Apolipoprotein E

Apolipoprotein E (Apo-E) is a protein involved in the metabolism of fats in the body of mammals. A subtype is implicated in Alzheimer's disease and cardiovascular diseases. It is encoded in humans by the gene APOE.

Apo-E belongs to a family of fat-binding proteins called apolipoproteins. In the circulation, it is present as part of several classes of lipoprotein particles, including chylomicron remnants, VLDL, IDL, and some HDL. Apo-E interacts significantly with the low-density lipoprotein receptor (LDLR), which is essential for the normal processing (catabolism) of triglyceride-rich lipoproteins. In peripheral tissues, Apo-E is primarily produced by the liver and macrophages, and mediates cholesterol metabolism. In the central nervous system, Apo-E is mainly produced by astrocytes and transports cholesterol to neurons via Apo-E receptors, which are members of the low density lipoprotein receptor gene family. Apo-E is the principal cholesterol carrier in the brain. Apo-E qualifies as a checkpoint inhibitor of the classical complement pathway by complex formation with activated C1q.

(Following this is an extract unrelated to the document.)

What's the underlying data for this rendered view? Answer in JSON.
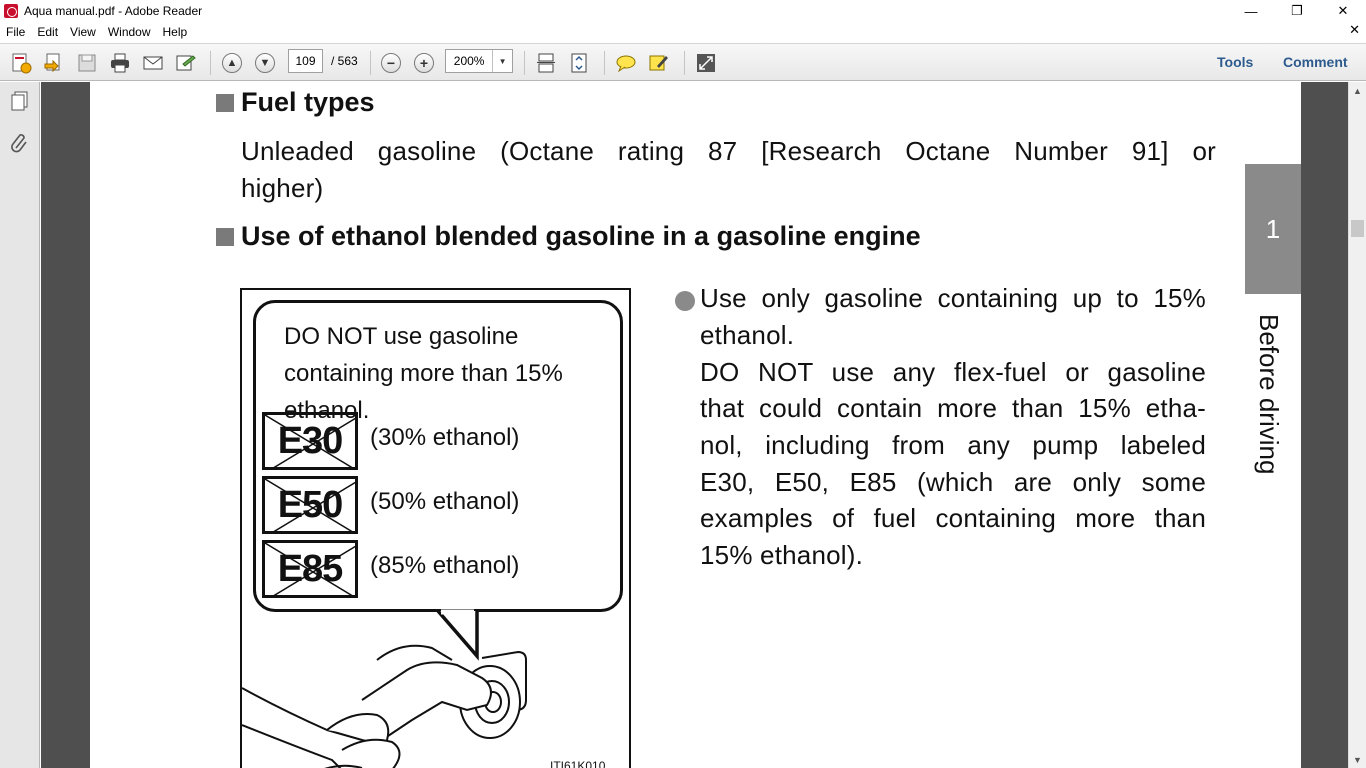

Apolipoproteins are not unique to mammals. Many terrestrial and marine vertebrates have versions of them. It is believed that APOE arose via gene duplications of APOC1 before the fish–tetrapod split ca. 400 million years ago. Proteins similar in function have been found in choanoflagellates, suggesting that they are a very old class of proteins predating the dawn of all living animals.

The three major human alleles (E4, E3, E2) arose after the primate–human split around 7.5 million years ago. These alleles are the by-product of non-synonymous mutations which led to changes in functionality. The first allele to emerge was E4. After the primate–human split, there were four amino acid changes in the human lineage, three of which had no effect on protein function (V174L, A18T, A135V). The fourth substitution (T61R) traded a threonine for an arginine altering the protein's functionality. This substitution occurred somewhere in the 6 million year gap between the primate–human split and the Denisovan–human split, since exactly the same substitutions were found in Denisovan APOE.

About 220,000 years ago, a cysteine to arginine substitution took place at amino acid 112 (Cys112Arg) of the APOE4 gene, and this resulted in the E3 allele. Finally, 80,000 years ago, an arginine to cysteine substitution at amino acid 158 (Arg158Cys) of the APOE3 gene created the E2 allele.

The gene, APOE, is mapped to chromosome 19 in a cluster with the apolipoprotein C1 (APOC1) gene and the apolipoprotein C2 (APOC2) gene. The APOE gene consists of four exons and three introns, totaling 3597 base pairs. APOE is transcriptionally activated by the liver X receptor (an important regulator of cholesterol, fatty acid, and glucose homeostasis) and peroxisome proliferator-activated receptor γ, nuclear receptors that form heterodimers with retinoid X receptors. In melanocytic cells APOE gene expression may be regulated by MITF.

Apoe-E is 299 amino acids long and contains multiple amphipathic α-helices. According to crystallography studies, a hinge region connects the N- and C-terminal regions of the protein. The N-terminal region (residues 1–167) forms an anti-parallel four-helix bundle such that the non-polar sides face inside the protein. Meanwhile, the C-terminal domain (residues 206–299) contains three α-helices which form a large exposed hydrophobic surface and interact with those in the N-terminal helix bundle domain through hydrogen bonds and salt-bridges. The C-terminal region also contains a low density lipoprotein receptor (LDLR)-binding site.

APOE is polymorphic, with three major alleles (epsilon 2, epsilon 3, and epsilon 4): APOE-ε2 (cys112, cys158), APOE-ε3 (cys112, arg158), and APOE-ε4 (arg112, arg158). Although these allelic forms differ from each other by only one or two amino acids at positions 112 and 158, these differences alter APOE structure and function.